February 4, 2021, ©. Leeham News: We did a simple reality check on two high-profile ideas for Sustainable Air Transport last week, the Eviation Alice project and Heart Aerospace’s ES-19.
We now look at energy usage when performing Sustainable Air Transport flights, but it can be timely to recap some fundamentals of such flights before we discuss this.
I’ve covered this previously, so here’s a recap. In cruise, an aircraft develops lift to counter weight and thrust to counter drag. In a steady-state, these are equal opposing forces (the model in Figure 1 is simplified but serves the purpose).
So to counter drag, we need thrust. Drag is composed of two components (if we ignore minor drags, typically less than 5% for airliners), parasitic drag (drag due to size) and induced drag (drag due to weight).
Induced drag is at highest directly after rotation and declines with speed (Figure 2). To alleviate it, we need wingspan.
Parasitic drag increases with speed, is low at rotation but high at cruise and descent. The dominant source of parasitic drag is air friction against the aircraft’s wetted area (thus it scales with size).
All air vehicles live with these forces. In an aircraft design process, a good trade between these is sought.
A troubling fact for the new concepts is the development of mass with flight time, Figure 3.
The figure is to scale and depicts a typical Commuter flight with nine passengers for a 200nm hop (A to B or a-b) with the typical reserves of 100nmm alternate (B to C or b-c) and 30 minutes circling at alternate (C to D, c-d with EASA turbine rules, the US FAA says 45min circling). The principle of the figure is valid for larger aircraft; it’s just the proportion of fuel as a % of the total mass that increases, and thus the amount of change of mass with time.
Mass vs. time for a battery aircraft is at max all the time, including when diverting to an alternate and circling there. The fueled aircraft takes off with less than half the mass and then burns off fuel mass during the whole flight. It lowers the drag and thus energy consumption for the later parts of the flight.
The hybrid is somewhere between these depending on the relation between battery stored energy and gas-turbine generated energy.
The aircraft designer iterates to an optimal trade for the drags by varying wingspan and area so the fueled aircraft has induced and parasitic drag in balance at the midpoint of the typical flight for the aircraft type.
As he designs a battery aircraft, he must upsize the wingarea to reach the more than double lift force at rotation and span to keep induced drag down after rotation. It results in a larger wing, resulting in a larger empennage (to control the increased moments). It increases the parasitic drag (drag due to size) and masses, thus induced drag, which requires more span, which.. . This is called the weight spiral and it’s an art to get it to stop at an optimal point.
So the conclusion is:
A major problem for battery and hybrid aircraft is the required reserves for safe air transport. All pilots, my included, have had the bad stomach feeling when your planned flight energy runs tight because of a non-predicted weather change.
Therefore, the regulatory reserves are an ABSOLUTE minimum; all pilots I know add on top.

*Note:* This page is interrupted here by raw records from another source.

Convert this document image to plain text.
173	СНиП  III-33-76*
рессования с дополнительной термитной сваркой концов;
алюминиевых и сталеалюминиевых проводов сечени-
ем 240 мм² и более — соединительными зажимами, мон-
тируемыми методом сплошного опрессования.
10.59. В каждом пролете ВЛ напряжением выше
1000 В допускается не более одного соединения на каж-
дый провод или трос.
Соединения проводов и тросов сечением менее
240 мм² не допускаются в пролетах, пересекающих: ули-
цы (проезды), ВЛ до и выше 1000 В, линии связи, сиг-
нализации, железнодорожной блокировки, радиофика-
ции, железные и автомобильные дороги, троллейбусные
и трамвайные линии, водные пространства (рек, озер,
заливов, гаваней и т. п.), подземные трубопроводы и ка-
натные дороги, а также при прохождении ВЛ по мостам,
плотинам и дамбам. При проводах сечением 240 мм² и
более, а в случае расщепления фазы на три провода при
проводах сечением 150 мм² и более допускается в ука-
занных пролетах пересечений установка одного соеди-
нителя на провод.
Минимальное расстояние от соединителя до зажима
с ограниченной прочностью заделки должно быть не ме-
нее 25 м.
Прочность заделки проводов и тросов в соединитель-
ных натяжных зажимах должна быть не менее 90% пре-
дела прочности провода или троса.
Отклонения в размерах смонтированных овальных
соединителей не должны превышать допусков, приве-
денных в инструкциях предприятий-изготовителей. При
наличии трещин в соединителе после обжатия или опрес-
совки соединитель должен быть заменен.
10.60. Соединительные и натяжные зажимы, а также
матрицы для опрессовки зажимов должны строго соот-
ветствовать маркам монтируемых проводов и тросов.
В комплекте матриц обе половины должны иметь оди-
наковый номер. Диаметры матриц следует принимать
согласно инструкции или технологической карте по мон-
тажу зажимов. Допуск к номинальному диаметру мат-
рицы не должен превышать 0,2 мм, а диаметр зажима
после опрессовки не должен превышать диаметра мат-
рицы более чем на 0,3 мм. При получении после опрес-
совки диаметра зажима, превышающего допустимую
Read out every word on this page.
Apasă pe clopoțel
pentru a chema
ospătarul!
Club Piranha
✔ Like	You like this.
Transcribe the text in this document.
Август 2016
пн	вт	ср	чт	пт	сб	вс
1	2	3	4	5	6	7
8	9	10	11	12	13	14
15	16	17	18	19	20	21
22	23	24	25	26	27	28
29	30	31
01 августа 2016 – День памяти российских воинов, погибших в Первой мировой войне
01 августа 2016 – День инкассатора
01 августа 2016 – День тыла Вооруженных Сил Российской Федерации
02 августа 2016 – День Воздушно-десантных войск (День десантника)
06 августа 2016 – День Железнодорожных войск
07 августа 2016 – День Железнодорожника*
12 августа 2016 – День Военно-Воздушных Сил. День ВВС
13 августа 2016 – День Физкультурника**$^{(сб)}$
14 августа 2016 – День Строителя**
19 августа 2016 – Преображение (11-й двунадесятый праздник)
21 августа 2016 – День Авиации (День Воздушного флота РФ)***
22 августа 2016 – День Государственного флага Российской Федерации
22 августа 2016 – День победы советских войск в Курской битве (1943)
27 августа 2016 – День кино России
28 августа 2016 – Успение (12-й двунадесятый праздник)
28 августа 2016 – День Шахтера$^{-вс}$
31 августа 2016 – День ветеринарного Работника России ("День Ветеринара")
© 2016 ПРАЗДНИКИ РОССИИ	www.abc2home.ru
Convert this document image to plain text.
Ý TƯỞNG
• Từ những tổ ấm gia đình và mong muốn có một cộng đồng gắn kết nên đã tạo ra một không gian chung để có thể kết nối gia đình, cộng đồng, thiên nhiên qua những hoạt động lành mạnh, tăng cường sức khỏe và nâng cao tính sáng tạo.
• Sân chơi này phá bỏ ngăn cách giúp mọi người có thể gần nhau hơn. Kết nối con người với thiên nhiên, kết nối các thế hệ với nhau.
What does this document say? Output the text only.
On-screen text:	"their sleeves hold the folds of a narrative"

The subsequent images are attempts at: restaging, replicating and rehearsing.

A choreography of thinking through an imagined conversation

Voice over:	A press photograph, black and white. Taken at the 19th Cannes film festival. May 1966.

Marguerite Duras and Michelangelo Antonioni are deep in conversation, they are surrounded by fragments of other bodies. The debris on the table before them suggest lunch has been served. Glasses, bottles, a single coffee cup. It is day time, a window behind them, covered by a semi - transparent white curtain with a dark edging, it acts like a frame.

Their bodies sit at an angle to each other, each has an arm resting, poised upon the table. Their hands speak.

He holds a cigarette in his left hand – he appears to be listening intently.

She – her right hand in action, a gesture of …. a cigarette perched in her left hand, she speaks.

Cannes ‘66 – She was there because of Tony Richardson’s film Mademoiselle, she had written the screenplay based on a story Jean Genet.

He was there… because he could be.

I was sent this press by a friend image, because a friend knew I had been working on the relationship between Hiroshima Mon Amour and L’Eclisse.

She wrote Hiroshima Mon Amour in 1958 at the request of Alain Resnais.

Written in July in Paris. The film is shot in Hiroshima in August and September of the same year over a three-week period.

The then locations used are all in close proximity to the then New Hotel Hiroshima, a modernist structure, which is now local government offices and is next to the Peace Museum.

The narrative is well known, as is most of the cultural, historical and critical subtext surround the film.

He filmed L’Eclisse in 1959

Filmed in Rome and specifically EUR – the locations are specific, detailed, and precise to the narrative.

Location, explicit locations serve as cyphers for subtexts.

The problem for heavy energy concepts is that as the weight creep hits the projects (as it always does), the only variable is cutting flight range. Reserves are untouchable and stay the same whether the aircraft has an 800, 400, or 200 nm range.
If a project has a 200nm range on the Powerpoint, it will surely have less when flying in the big windtunnel (the reality). The problem with the energy budget is that reserves grow to the flight budget’s size pretty quickly.
It’s refreshing to see the honest performance summary in Figure 4 of the Tecnam company that makes the P2012 Traveller nine-seater Commuter tailored for Cape Air in Boston (left column). Together with Rolls-Royce, Tecnam projected the P-VOLT battery version of the aircraft (right column, the black % annotations are mine)). To my knowledge, it’s the first passenger battery Commuter that has reached a final specification stage from an experienced company.
I contacted the company about the reserve assumed and got a straight answer; it’s a 30 minutes VFR reserve.
The tables show the reality of where we are today and tomorrow. My conclusion is; if an IFR flight would be required, the P-VOLT is a non-starter as there is no energy for any alternate (it has to come out of the route energy, and this is tight to the point of non-usable).
The above mass realities and drag trades explain why upgrading an existing fueled aircraft with battery or hybrid powertrains results in large payload and range losses. The span and structural strength are not there to compensate for any increases in mass, so the weight increase of an alternative powertrain with energy store will hit the payload.
At the end of the day, an increase in mass hits energy consumption, and it makes a hybrid consume more fuel than the design it replaces. This is only evident when every aspect is covered, and the final mass and drag bill is run in a competent flight model (or a functional prototype).
Typically after about a year or two, the projects go quiet about their initial lofty claims and then follow a total silence, or it seeps through hydrogen is studied.
We will model the energy consumption of some typical aircraft in the following Parts. I wanted to do this recap, as we can then avoid the base discussion of why the alternative aircraft consumes more energy than the ones they replace.
For those that think new, ingenious aerodynamic concepts (like multiple propellers) will fix the above, type in ePlane in the search box top right and read from Part 4. None of these concepts helps us; most tax the budget further.
Part 3 of the ePlane series describes the perhaps only propulsive change we can do which will have a positive effect; the Open Rotor. I will cover the CFM RISE project later in the series. Part 3 describes the runup work to RISE.